A paper published earlier this year by research International Data Corp. forecasts that the amount of data created each year will balloon to a staggering 163 zettabytes by 2025. When one considers that a single zettabyte equates to 1 billion terabytes, it’s not difficult to envision the problems involved with storing all of that data.

This reality has forced data storage companies such as Western Digital Corp. to spend millions of dollars researching more efficient technologies that can keep up with this explosion of new data. Today, at its “Innovating to Fuel the Next Decade of Big Data” event, the company revealed more about the fruits of those research efforts, demonstrating a new technology it says will significantly increase the storage density of the hard disk drives it creates.

Western Digital’s new technology, designed for hard disk drives used in enterprise data centers, is called Microwave-Assisted Magnetic Recording HDD, which it said leverages new breakthroughs in energy-assisted recording techniques.

Energy-assisted recording refers to a technique for writing data to hard drives, where a small laser is used to heat the part of the disk being written to. Doing so reduces the coercivity of the material, or its resistance to changes in magnetization. That allows data to be squeezed into smaller “spaces” on the disk, meaning that more data can be written to each one.

As for MAMR, Western Digital’s new technology, this builds on energy-assisted recording by using something called a “spin torque oscillator” to generate a microwave frequency that the company said further increases the writability and reliability of data recordings. The result is massive gains in areal densities and capacities. Western Digital claims that it will soon be able to build hard drives offering up to 4 terabytes per square inch of capacity, which is around four times the average areal density of today’s most advanced drives.

Western Digital said it has been working to put the finishing touches on its MAMR tech for some time and recently made a breakthrough in its manufacturing processes that should allow it to increase average hard-drive areal densities by about 15 percent per year.

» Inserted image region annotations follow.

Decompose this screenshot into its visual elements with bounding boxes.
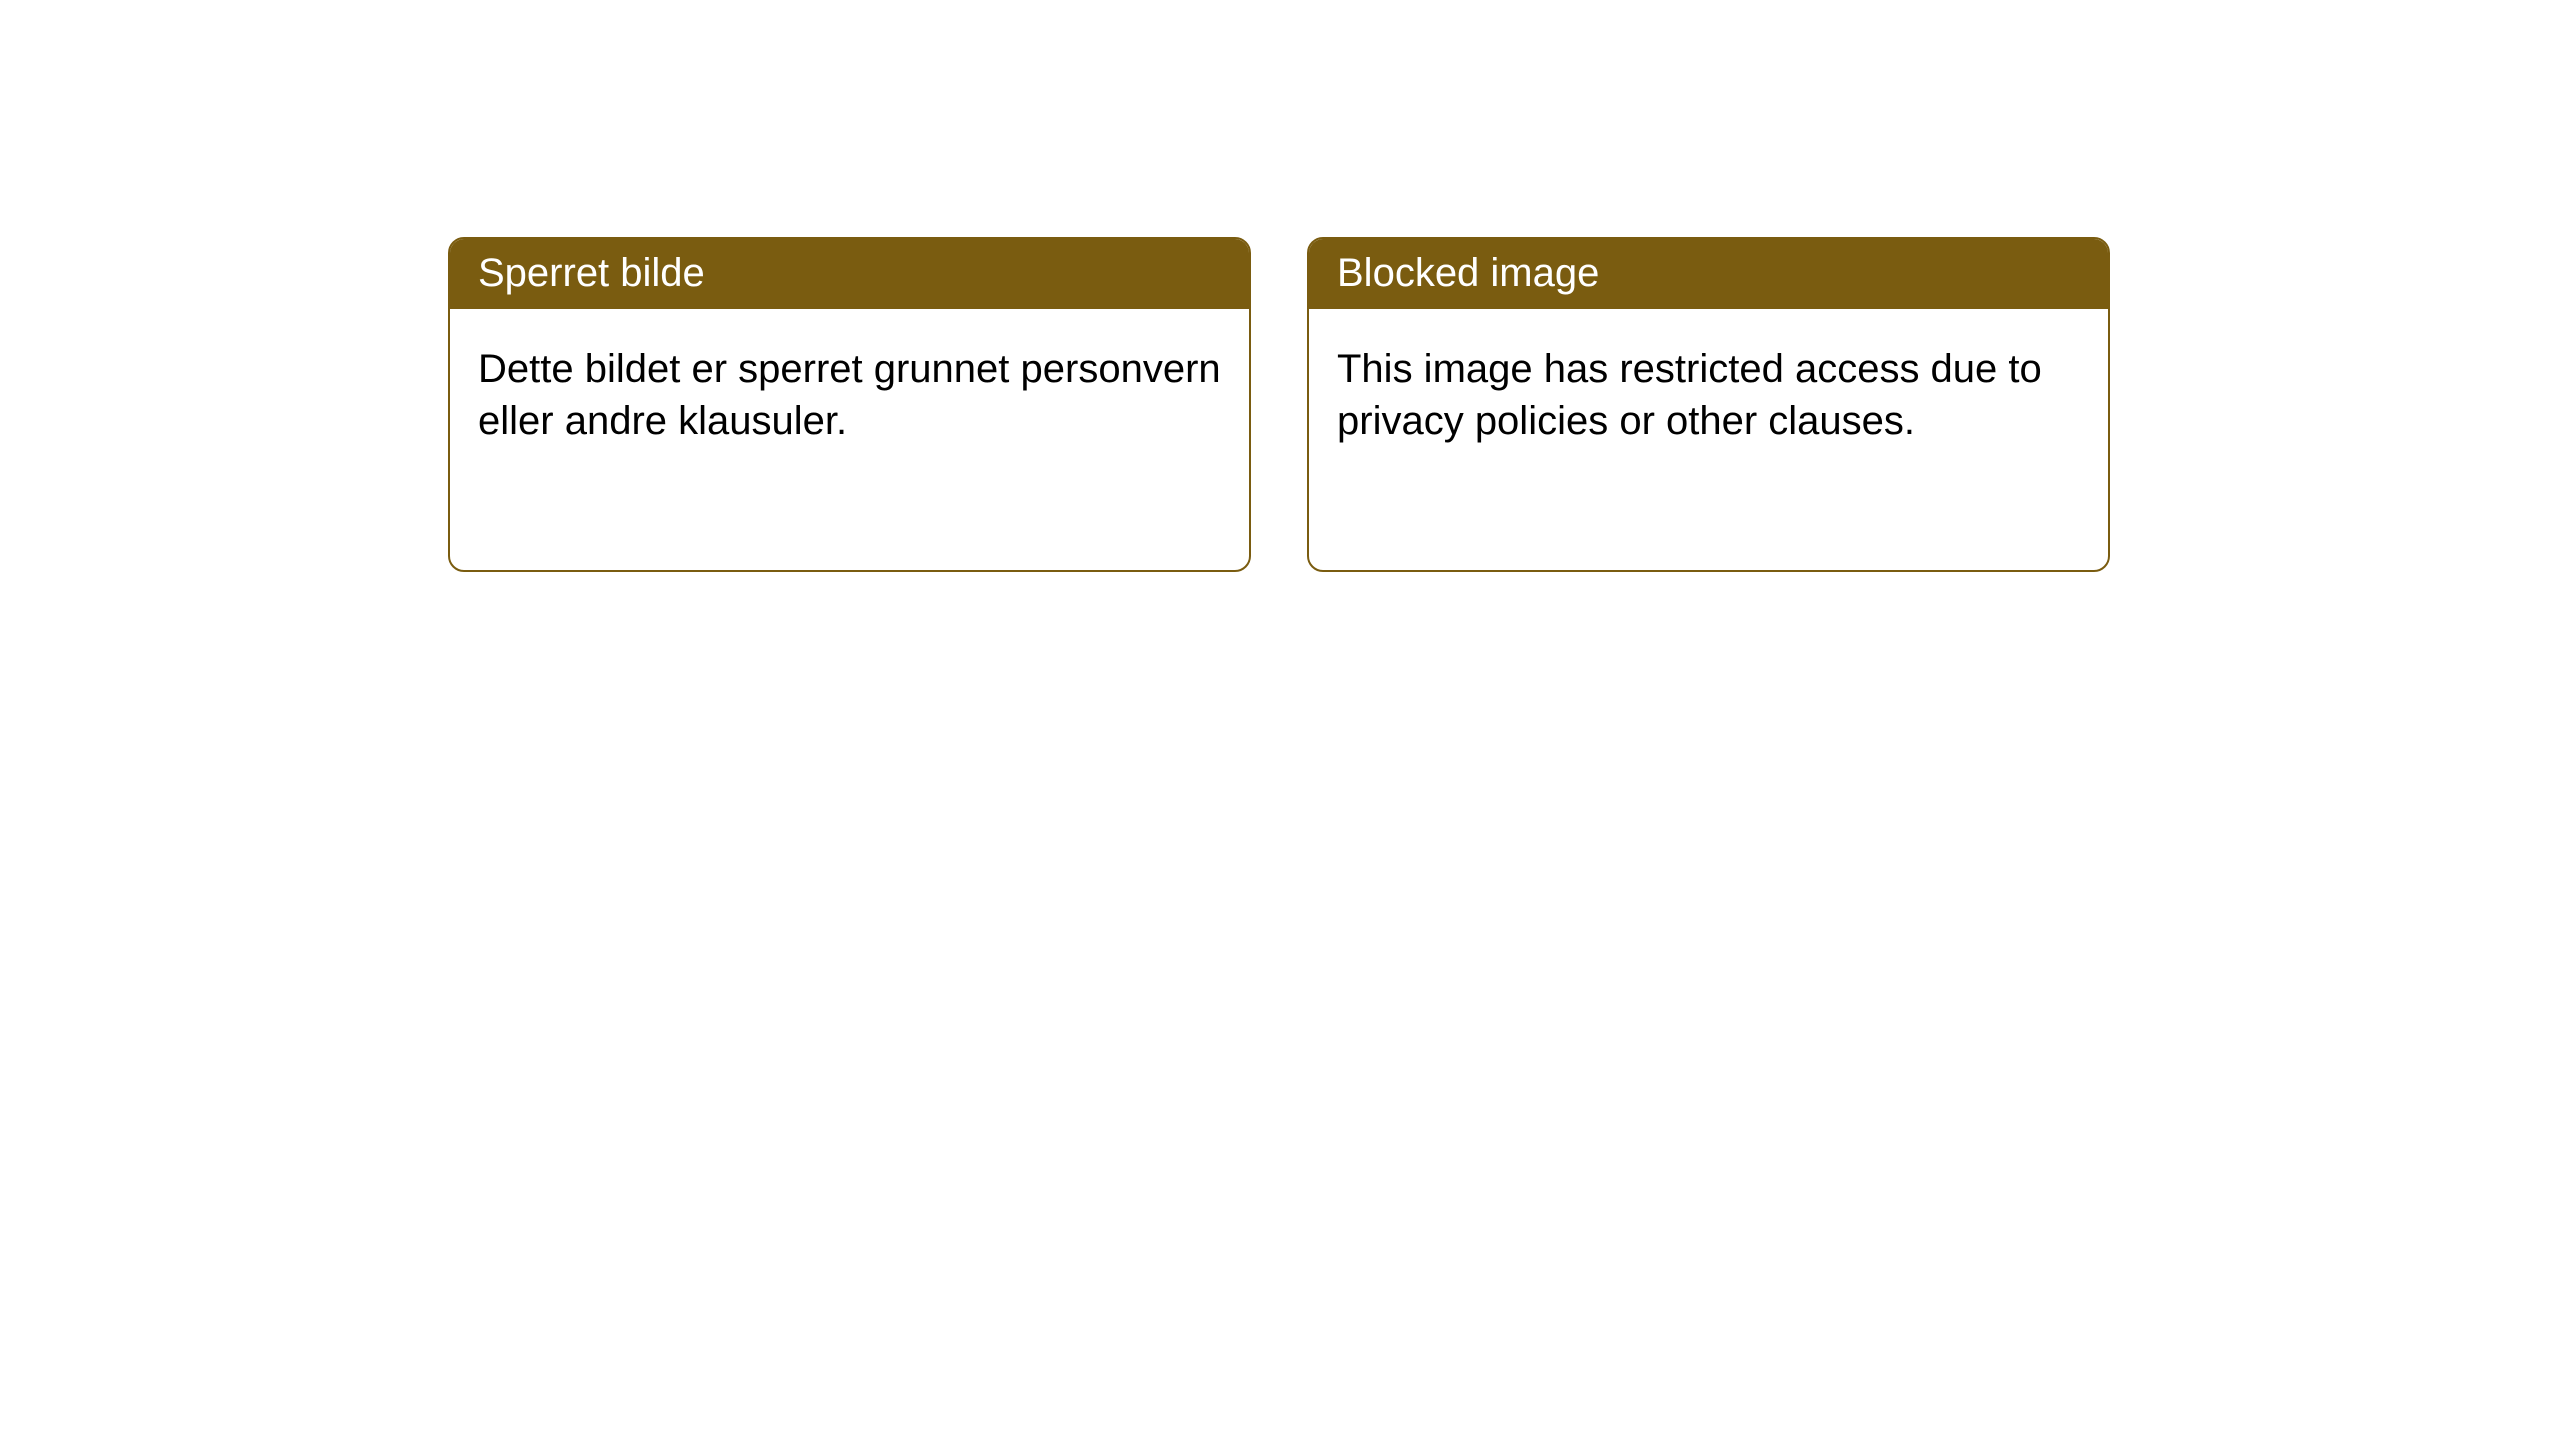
notice-card-english: Blocked image This image has restricted … (1307, 237, 2110, 572)
notice-body: Dette bildet er sperret grunnet personve… (450, 309, 1249, 481)
notice-body: This image has restricted access due to … (1309, 309, 2108, 481)
notice-card-norwegian: Sperret bilde Dette bildet er sperret gr… (448, 237, 1251, 572)
notice-header: Sperret bilde (450, 239, 1249, 309)
notice-container: Sperret bilde Dette bildet er sperret gr… (0, 0, 2560, 572)
notice-header: Blocked image (1309, 239, 2108, 309)
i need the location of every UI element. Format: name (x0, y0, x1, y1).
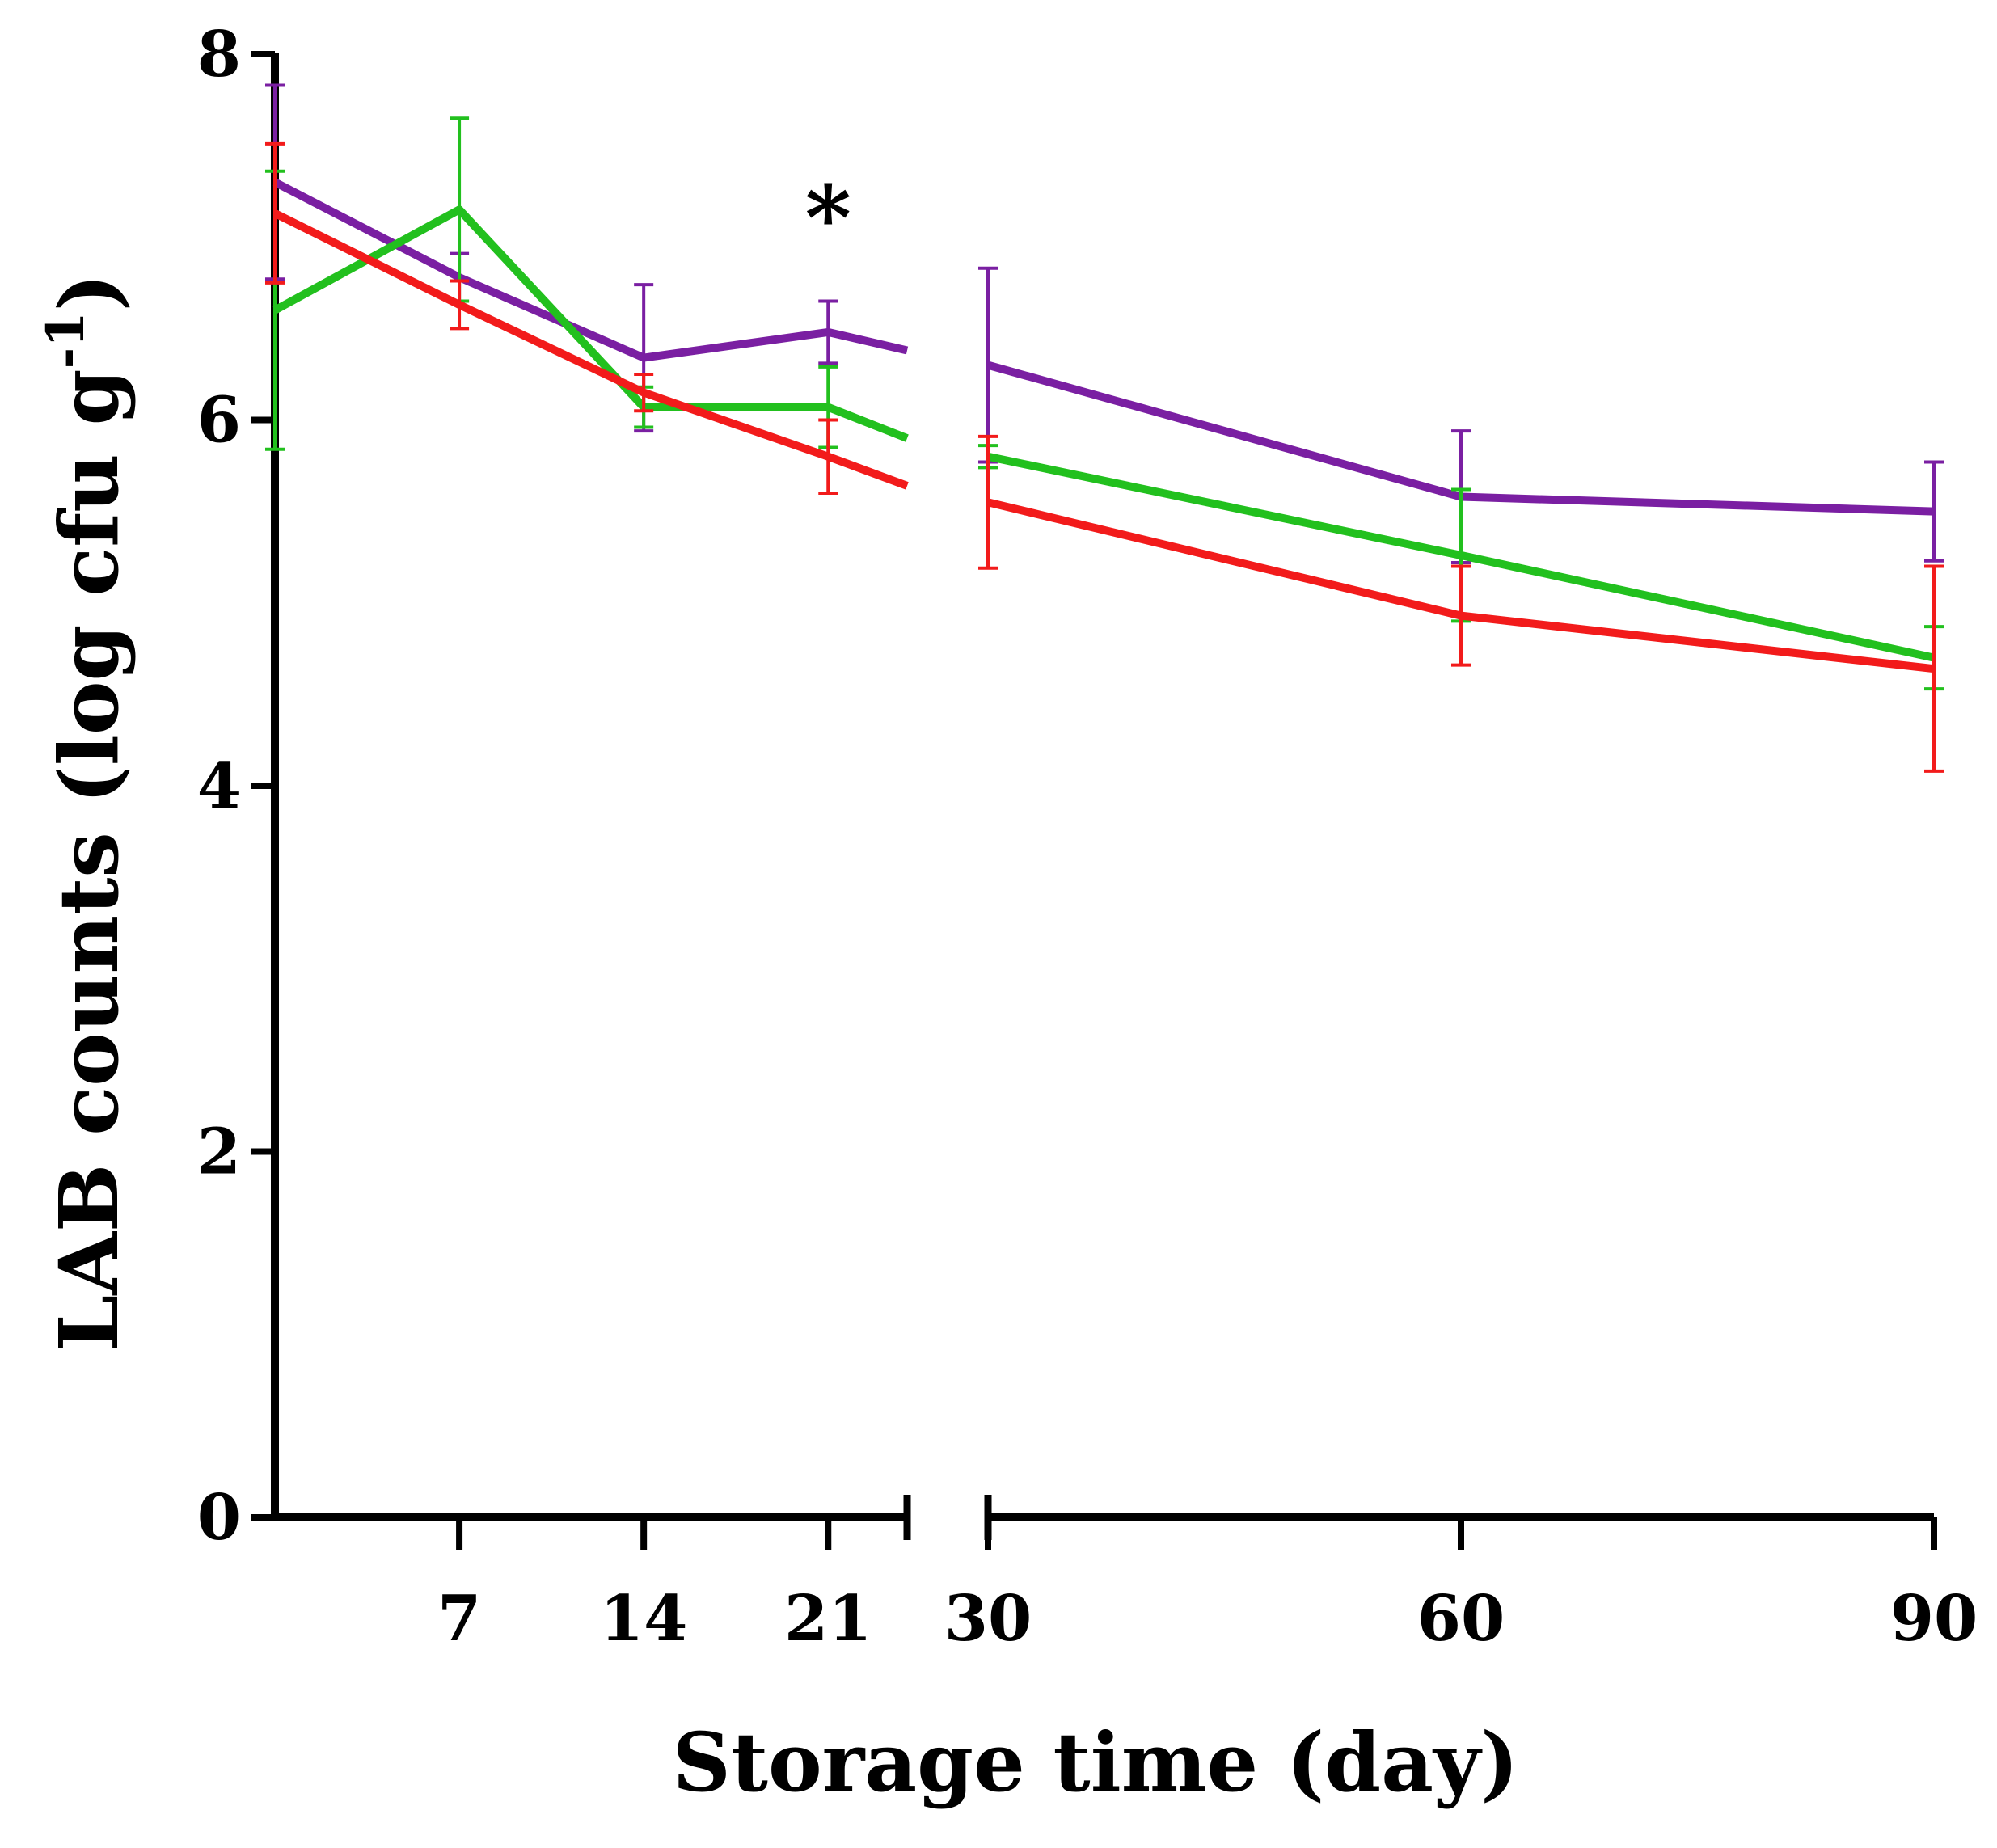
series-purple (265, 83, 1944, 564)
labels: Storage time (day) LAB counts (log cfu g… (36, 18, 1978, 1810)
line-green-segment-2 (986, 452, 1936, 662)
line-red-segment-2 (986, 498, 1935, 673)
y-tick-label: 2 (197, 1116, 241, 1189)
y-axis-title-main: LAB counts (log cfu g (41, 369, 137, 1352)
y-axis-title-close: ) (41, 273, 137, 311)
y-tick-label: 8 (197, 18, 241, 91)
series-red (265, 141, 1944, 773)
x-axis-title: Storage time (day) (673, 1715, 1519, 1810)
axes (251, 51, 1937, 1550)
x-tick-label: 60 (1417, 1582, 1505, 1656)
line-red-segment-1 (272, 209, 909, 490)
y-tick-label: 6 (197, 384, 241, 458)
y-tick-label: 4 (197, 749, 241, 823)
series-group (265, 83, 1944, 773)
y-axis-title-superscript: -1 (36, 311, 96, 369)
x-tick-label: 21 (784, 1582, 872, 1656)
x-tick-label: 30 (944, 1582, 1032, 1656)
y-axis-title: LAB counts (log cfu g-1) (36, 273, 137, 1352)
significance-asterisk: * (804, 166, 851, 270)
x-tick-label: 7 (437, 1582, 481, 1656)
x-tick-label: 14 (600, 1582, 688, 1656)
x-tick-label: 90 (1890, 1582, 1978, 1656)
series-green (265, 116, 1944, 691)
y-tick-label: 0 (197, 1481, 241, 1555)
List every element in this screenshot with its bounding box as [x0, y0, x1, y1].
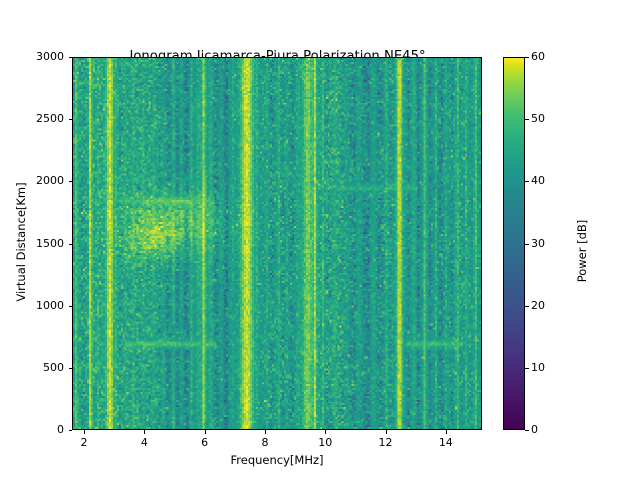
colorbar-tick-label: 50	[531, 112, 545, 126]
colorbar-tick-mark	[525, 430, 529, 431]
x-tick-mark	[264, 430, 266, 434]
y-tick-label: 3000	[36, 50, 64, 63]
x-tick-label: 4	[140, 436, 148, 449]
colorbar-tick-mark	[525, 181, 529, 183]
y-tick-mark	[68, 119, 72, 121]
colorbar-tick-label: 10	[531, 360, 545, 374]
x-tick-mark	[325, 430, 327, 434]
x-tick-mark	[84, 430, 86, 434]
y-axis-label: Virtual Distance[Km]	[14, 182, 28, 302]
y-tick-mark	[68, 181, 72, 183]
ionogram-heatmap	[73, 58, 481, 429]
x-tick-label: 2	[80, 436, 88, 449]
colorbar-label: Power [dB]	[575, 219, 589, 283]
heatmap-plot-area	[72, 57, 482, 430]
colorbar-tick-label: 30	[531, 236, 545, 250]
colorbar-tick-label: 60	[531, 50, 545, 63]
y-tick-mark	[68, 243, 72, 245]
colorbar-tick-mark	[525, 119, 529, 121]
x-tick-mark	[445, 430, 447, 434]
colorbar-tick-mark	[525, 305, 529, 307]
x-tick-label: 10	[318, 436, 333, 449]
y-tick-mark	[68, 367, 72, 369]
x-tick-label: 6	[201, 436, 209, 449]
y-tick-mark	[68, 305, 72, 307]
x-tick-mark	[204, 430, 206, 434]
y-tick-mark	[68, 57, 72, 58]
colorbar-tick-label: 40	[531, 174, 545, 188]
y-tick-label: 1500	[36, 236, 64, 250]
y-tick-label: 0	[57, 423, 64, 436]
y-tick-label: 2500	[36, 112, 64, 126]
y-tick-mark	[68, 430, 72, 431]
colorbar-tick-mark	[525, 367, 529, 369]
y-tick-label: 1000	[36, 298, 64, 312]
colorbar-tick-mark	[525, 243, 529, 245]
x-axis-label: Frequency[MHz]	[230, 453, 324, 467]
y-axis-ticks: 0 500 1000 1500 2000 2500 3000	[0, 0, 64, 480]
colorbar-gradient	[503, 57, 525, 430]
x-tick-label: 12	[378, 436, 393, 449]
x-tick-label: 14	[438, 436, 453, 449]
colorbar-tick-label: 0	[531, 423, 538, 436]
x-tick-mark	[385, 430, 387, 434]
x-tick-mark	[144, 430, 146, 434]
y-tick-label: 500	[43, 360, 64, 374]
y-tick-label: 2000	[36, 174, 64, 188]
colorbar-tick-label: 20	[531, 298, 545, 312]
x-tick-label: 8	[261, 436, 269, 449]
colorbar-tick-mark	[525, 57, 529, 58]
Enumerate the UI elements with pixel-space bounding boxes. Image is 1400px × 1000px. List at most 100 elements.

“As the volume, velocity, variety and value of both ‘Big Data’ and ‘Fast Data’ grow, a new generation of storage technologies are needed,” said Mike Cordano, president and chief operating officer at Western Digital. “Our ground-breaking advancement in MAMR technology will… address the future of enterprise capacity storage by redefining the density potential of HDDs and introduce a new class of highly reliable, ‘big capacity’ drives that simply aren’t possible on any other advanced theoretical energy-assisted HDD technology today.”

Holger Mueller, principal analyst and senior vice president at Constellation Research Inc., concurred that there was a pressing need in the industry for higher density storage technologies, and said that Western Digital’s latest innovations would certainly be welcomed by any data center operator.

“The world is producing more data than ever, with the estimate that all of electronic information doubling in the next few years to come,” Mueller said. “This poses stress on the infrastructure that has to serve, store and process this data. Any technology that can increase the density of information stored will help access speed, and reduce the total cost of ownership of storage. MAMR is a promising technology in this regard and it’s good to see the first commercial offerings hitting the market.”

It’s worth mentioning, though, that MAMR won’t be available just yet. The company said it plans to send out the first samples of its new MAMR hard drives to data center customers next year, with the final product set to become available sometime in 2019.